With that in mind a new report from the IBM Center for the Business of Government said agencies should move away from a “negative approach” of discussing cyber security.
“Much if not all of the public discussion about security provides little or no insight into encouraging positive behaviors, as opposed to discouraging negative activities,” the report said.
The report offers advice for fostering greater security consciousness among workers. Some report suggestions include reminding employees not to write passwords on scraps of paper, discouraging non-work-related chain emails and instructing employees to put sensitive documents away when they leave their desks.
Other guidance from the report, however, provides insight into public sector information management.

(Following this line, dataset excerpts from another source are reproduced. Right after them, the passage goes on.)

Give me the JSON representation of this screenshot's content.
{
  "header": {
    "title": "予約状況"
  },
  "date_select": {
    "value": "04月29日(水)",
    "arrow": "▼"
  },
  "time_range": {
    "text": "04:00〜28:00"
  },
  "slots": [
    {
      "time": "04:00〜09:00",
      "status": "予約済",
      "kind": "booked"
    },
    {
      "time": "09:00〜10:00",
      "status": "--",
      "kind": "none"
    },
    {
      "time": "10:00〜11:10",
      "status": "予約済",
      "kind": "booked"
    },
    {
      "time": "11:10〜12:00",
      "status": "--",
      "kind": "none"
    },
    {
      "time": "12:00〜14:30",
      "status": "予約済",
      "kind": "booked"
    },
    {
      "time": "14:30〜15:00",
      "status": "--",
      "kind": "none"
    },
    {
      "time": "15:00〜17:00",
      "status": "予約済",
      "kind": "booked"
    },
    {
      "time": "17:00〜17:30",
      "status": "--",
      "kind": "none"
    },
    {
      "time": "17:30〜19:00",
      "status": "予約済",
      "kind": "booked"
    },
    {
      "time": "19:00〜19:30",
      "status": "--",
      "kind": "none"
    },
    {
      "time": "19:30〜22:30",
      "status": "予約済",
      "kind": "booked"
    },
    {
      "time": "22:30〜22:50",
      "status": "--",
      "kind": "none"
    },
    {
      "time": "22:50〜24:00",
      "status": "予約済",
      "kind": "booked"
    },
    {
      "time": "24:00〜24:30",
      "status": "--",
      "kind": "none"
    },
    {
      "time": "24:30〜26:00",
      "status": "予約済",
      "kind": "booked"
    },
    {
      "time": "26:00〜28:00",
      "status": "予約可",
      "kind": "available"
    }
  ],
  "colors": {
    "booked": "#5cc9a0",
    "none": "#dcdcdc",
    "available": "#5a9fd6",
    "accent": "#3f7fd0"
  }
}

For example, while many government employees know they shouldn’t install software without proper evaluation and approval, many would not think twice about delaying an approved software update. “Organizations should communicate to employees that updates should be applied as soon as possible on agency workstations and that they must not wait before applying the requisite changes,” the report said.
The report also suggests there should be common guidelines for the security education, training and awareness programs conducted at government agencies. A standard would formalize security efforts government-wide and improve security outcomes.